A couple of weeks ago I splurged a bit (I know, dear reader, you’re struggling to imagine that, but bear with me!) on some twisty puzzles from Kayleb’s Corner – there were quite a few twisties listed so I took the opportunity to add a couple of unusual twisty puzzles to my rather limited collection (I hadn’t really been a huge fan of twisty puzzles).
One of them was a Mosaic cube designed by Oskar van Deventer (yip, him again!) and produced by Mefferts. It’s a corner turning cube with an interesting design that creates pretty patterns when you play with it (Yes, I’m very shallow!) While it looked great, playing with it left you with the distinct feeling that it was about to disintegrate in your hands – which isn’t so great. Turns out this is reasonably well-known and documented out there in internet-land: it stems from the design of the central frame that leaves quite a lot of space free inside the cube, so pieces can slide and shift a bit more than they should in the wrong places.

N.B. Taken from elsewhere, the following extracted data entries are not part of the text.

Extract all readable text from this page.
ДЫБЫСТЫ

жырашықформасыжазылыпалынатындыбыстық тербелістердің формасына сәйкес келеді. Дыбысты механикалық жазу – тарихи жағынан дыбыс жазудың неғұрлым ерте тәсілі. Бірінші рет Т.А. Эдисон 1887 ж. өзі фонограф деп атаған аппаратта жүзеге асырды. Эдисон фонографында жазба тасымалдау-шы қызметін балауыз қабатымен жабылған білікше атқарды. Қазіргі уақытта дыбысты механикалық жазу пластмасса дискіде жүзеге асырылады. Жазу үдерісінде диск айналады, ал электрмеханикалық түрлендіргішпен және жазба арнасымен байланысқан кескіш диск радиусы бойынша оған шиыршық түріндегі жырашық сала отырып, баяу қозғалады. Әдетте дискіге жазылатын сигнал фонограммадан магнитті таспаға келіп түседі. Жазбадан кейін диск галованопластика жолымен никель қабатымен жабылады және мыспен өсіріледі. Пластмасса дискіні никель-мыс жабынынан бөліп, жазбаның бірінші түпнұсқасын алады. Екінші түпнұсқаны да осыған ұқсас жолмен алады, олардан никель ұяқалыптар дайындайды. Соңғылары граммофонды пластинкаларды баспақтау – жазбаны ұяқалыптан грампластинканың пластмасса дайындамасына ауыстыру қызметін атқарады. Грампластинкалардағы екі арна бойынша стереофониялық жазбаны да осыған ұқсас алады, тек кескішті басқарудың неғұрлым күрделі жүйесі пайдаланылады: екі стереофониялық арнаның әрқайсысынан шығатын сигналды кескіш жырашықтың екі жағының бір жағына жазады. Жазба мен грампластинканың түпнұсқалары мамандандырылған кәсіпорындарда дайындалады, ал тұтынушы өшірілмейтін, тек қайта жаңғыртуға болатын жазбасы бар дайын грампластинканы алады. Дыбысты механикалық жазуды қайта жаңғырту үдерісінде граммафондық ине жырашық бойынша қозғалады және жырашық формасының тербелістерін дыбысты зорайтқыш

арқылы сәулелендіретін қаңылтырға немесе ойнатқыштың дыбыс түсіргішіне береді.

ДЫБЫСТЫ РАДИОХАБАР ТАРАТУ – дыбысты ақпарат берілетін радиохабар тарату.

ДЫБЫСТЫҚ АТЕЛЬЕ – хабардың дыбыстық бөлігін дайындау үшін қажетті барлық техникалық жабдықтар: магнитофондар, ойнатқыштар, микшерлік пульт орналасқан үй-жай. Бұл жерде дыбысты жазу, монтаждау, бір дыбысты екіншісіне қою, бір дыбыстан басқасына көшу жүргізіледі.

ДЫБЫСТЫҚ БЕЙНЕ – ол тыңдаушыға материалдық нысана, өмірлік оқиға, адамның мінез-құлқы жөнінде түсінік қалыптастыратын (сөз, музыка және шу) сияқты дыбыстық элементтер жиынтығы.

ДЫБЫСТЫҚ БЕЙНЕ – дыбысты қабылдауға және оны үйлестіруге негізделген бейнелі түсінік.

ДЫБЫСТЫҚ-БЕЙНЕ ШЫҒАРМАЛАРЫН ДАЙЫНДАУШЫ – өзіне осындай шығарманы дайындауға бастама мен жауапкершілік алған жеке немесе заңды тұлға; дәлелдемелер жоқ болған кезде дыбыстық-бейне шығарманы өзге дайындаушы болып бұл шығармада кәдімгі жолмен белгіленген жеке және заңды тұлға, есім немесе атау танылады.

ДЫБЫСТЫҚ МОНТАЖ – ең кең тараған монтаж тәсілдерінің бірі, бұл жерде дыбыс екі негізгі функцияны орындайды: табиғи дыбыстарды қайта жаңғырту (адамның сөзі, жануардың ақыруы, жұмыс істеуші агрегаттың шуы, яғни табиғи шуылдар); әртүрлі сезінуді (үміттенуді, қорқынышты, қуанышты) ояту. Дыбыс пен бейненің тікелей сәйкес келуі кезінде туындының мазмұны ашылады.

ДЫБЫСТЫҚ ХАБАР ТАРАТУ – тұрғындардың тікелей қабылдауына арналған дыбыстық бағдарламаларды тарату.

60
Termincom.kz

While I was reading Rob Stegmann’s latest updates, I noticed that he’s just rebuilt a Mosaic cube on a new centre and reported that it is was much improved – intrigued, I read a bit more about it and discovered that Oskar has designed a new centre-piece and made it available via his shop on Shapeways, so I ordered one (and a couple of other things while I was there) and soon enough I had a firm black ball with 8 holes in it sitting on my desk staring at me waiting for some spare time to rebuild the Mosaic cube...
Knowing I was going to have some time to rebuild it on Saturday morning, I started taking the cube apart on Friday evening – the hardest part is popping off the caps on the corner pieces – in the end I realised the easiest way was to prise them off bit-by-bit from each of their three corners using a flat bladed screwdriver ... most of them popped off fairly easily, some were real sods to lever off without stabbing yourself with a screwdriver (once too many in answer to your next question!).
The corner caps are aligned with three little pegs mating into three holes on the corner pieces. Some of those pegs will break off during this process – but the caps need to be glued on anyway, so don’t worry if that happens. Once the corner caps are popped off, a Philips screwdriver will unscrew the corner pieces and the puzzle effectively disassembles itself.
Screwing the corners into the new centre is a piece of cake and everything fits absolutely perfectly. Once the corners are screwed in, you can assemble edge and centre pieces (I found it helpful to sort them into the right layout and then work from one face to the next, building up one edge at a time). The only slightly tricky bit in the assembly process is inserting the last edge piece, but I found that unscrewing the final corner allowed enough play to squeeze in the last edge piece without the rest of them falling out... from there you need to adjust the tension on the corners to taste and pop the corner caps back on again with a little glue.
End result – a Mosaic cube that looks as good as new, but works a lot better!
Thanks to Rob for writing this up and telling us about it – it’s transformed my Mosaic cube from a display-only piece into a nice working puzzle. If you have an unmodified one lying around, get the new centre and rebuild it – you won’t regret it!